Not strictly either/or. Just used in whatever people wanted to use it for.
never ships more compute than they have to
ARM keeps releasing newer slow cores that support the latest instructions; for example the Cortex-A5 was available and the RPi 1 really should have used that.
She's not building on the B+, though.
Quote:
I started trying to take binaries from my "build host" (a much faster Pi 4B) to run them on this original beast. It throws an illegal instruction.
This is like building something with the latest MSVC on Windows 11 and trying to run the .EXE on an old PC running Windows XP. :)

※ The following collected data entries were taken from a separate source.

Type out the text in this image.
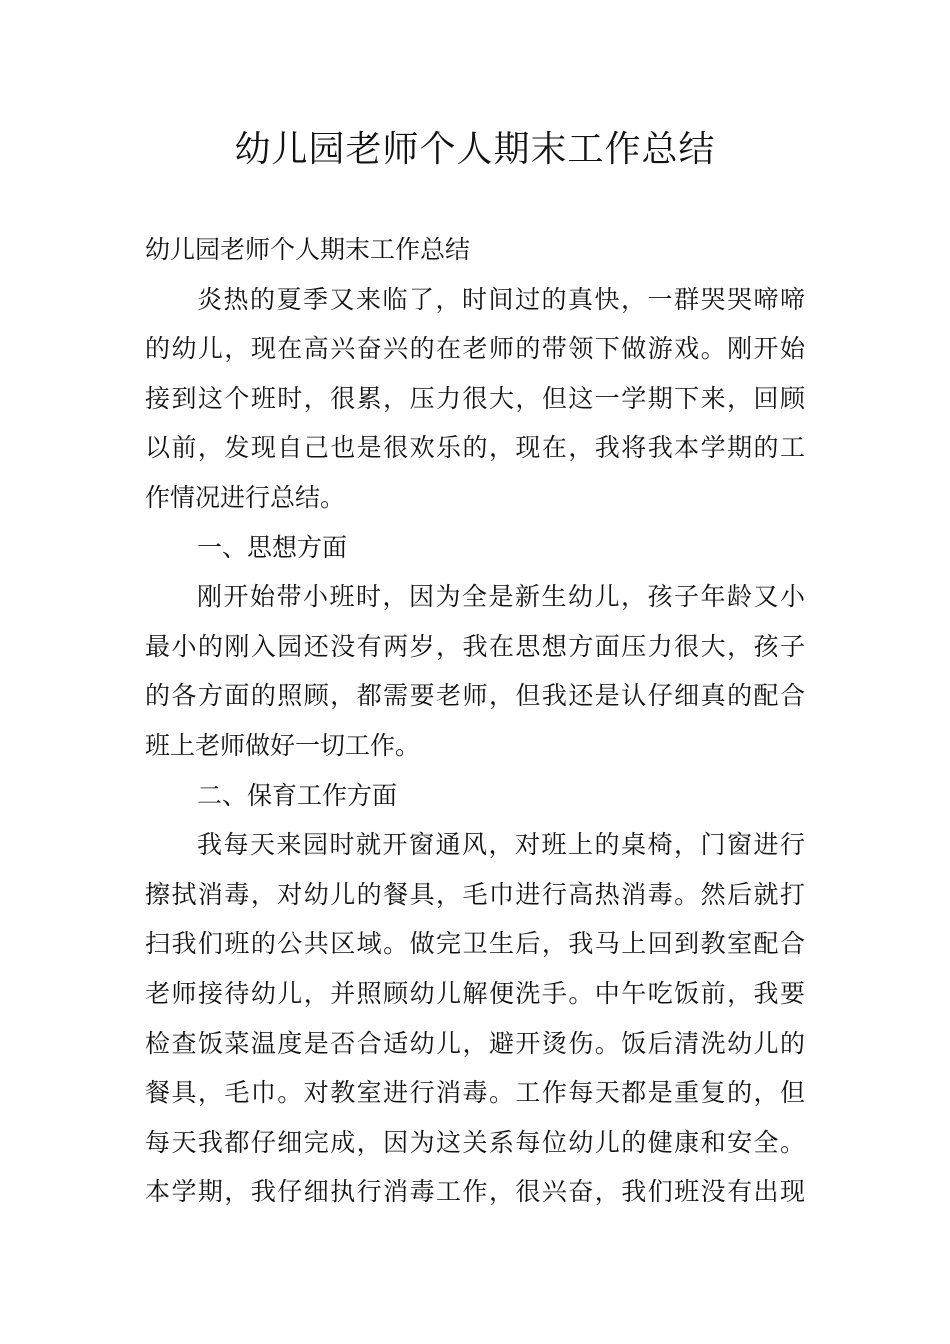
幼儿园老师个人期末工作总结

幼儿园老师个人期末工作总结

炎热的夏季又来临了，时间过的真快，一群哭哭啼啼

的幼儿，现在高兴奋兴的在老师的带领下做游戏。刚开始

接到这个班时，很累，压力很大，但这一学期下来，回顾

以前，发现自己也是很欢乐的，现在，我将我本学期的工

作情况进行总结。

一、思想方面

刚开始带小班时，因为全是新生幼儿，孩子年龄又小

最小的刚入园还没有两岁，我在思想方面压力很大，孩子

的各方面的照顾，都需要老师，但我还是认仔细真的配合

班上老师做好一切工作。

二、保育工作方面

我每天来园时就开窗通风，对班上的桌椅，门窗进行

擦拭消毒，对幼儿的餐具，毛巾进行高热消毒。然后就打

扫我们班的公共区域。做完卫生后，我马上回到教室配合

老师接待幼儿，并照顾幼儿解便洗手。中午吃饭前，我要

检查饭菜温度是否合适幼儿，避开烫伤。饭后清洗幼儿的

餐具，毛巾。对教室进行消毒。工作每天都是重复的，但

每天我都仔细完成，因为这关系每位幼儿的健康和安全。

本学期，我仔细执行消毒工作，很兴奋，我们班没有出现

I suspect the entire Pi distro she's running on the Pi 4B itself won't run on the B+, since all of it is probably compiled the same way, possibly down to the kernel.
She was building on the B+ in the later example of the blog.
Ah I see that now.
The interesting question there is why does the clang binary itself run on the old hardware?
It must be that the distro build uses a different compiler configuration for itself from the configuration imbued into the installed clang.
Maybe it even builds clang twice: once to produce a clang that runs on the machine that builds the distro, which then compiles the packages, including the clang to run on the Pi.
Or the build system uses GCC.
But at the end, she puts together a new SD card for the B+, boots it, and tries to compile an empty program on the B+ itself. "It can compile something it can't even run", she says.
It was meant to be a low price computer.